A NT$20 million budget to finance the drafting the masterplan has been designated as part of the first phase of the Forward-Looking Infrastructure Development Program, he said.

As for the Taipei City Government’s proposal to build an underground extension from Nangang Exhibition Hall Station to Nangang Station, the ministry has proposed building a light rail between Keelung and Nangang Exhibition Hall Stations because it would effectively divide passengers heading in different directions, Wang said.

“Our proposal is that the project would feature a tram-train system and mainly use Taiwan Railways Administration [TRA] tracks.
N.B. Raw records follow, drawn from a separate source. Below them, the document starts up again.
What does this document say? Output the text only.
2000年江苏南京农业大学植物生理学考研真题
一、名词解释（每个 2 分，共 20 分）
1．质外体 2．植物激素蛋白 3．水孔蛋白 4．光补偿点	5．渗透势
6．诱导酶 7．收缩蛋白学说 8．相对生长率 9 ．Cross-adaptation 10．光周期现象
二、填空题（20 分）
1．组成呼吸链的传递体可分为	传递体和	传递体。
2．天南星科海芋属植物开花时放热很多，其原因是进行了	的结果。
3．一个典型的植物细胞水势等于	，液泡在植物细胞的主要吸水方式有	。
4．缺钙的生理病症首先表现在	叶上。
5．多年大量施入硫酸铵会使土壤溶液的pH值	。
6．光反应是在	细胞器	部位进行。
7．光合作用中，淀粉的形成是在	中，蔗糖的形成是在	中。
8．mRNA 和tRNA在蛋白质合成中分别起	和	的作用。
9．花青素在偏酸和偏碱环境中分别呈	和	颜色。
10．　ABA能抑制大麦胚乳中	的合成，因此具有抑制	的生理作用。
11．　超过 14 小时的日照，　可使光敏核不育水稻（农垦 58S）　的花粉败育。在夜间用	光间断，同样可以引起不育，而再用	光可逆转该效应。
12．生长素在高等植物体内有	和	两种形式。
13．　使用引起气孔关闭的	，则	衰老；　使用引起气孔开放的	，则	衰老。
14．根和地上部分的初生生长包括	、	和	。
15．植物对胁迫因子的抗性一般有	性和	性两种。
When you are at the TRA Keelung Railway Station, you could either take a TRA train to go to Nangang Station or take the light rail to go to Nangang Exhibition Hall Station and transfer from there to other Taipei MRT lines,” he said.

Since Keelung has proposed building an extension line from Keelung Station to the west side of Keelung Port, the feasibility study would assess if the government should build the main line first or simultaneously build the main line and two extension lines, he said.

The study would also consider the possibility of building an underground extension line or one at the ground level to connect the Nangang Exhibition Hall Station and Nangang Station, Wang said, adding that a masterplan would not be drafted until all these decisions were finalized.

The Railway Reconstruction Bureau has estimated that the light rail project budget would be increased by NT$300 million to NT$500 million per kilometer if the extension line is built at the ground level, but only increased by NT$5 billion if it is built underground.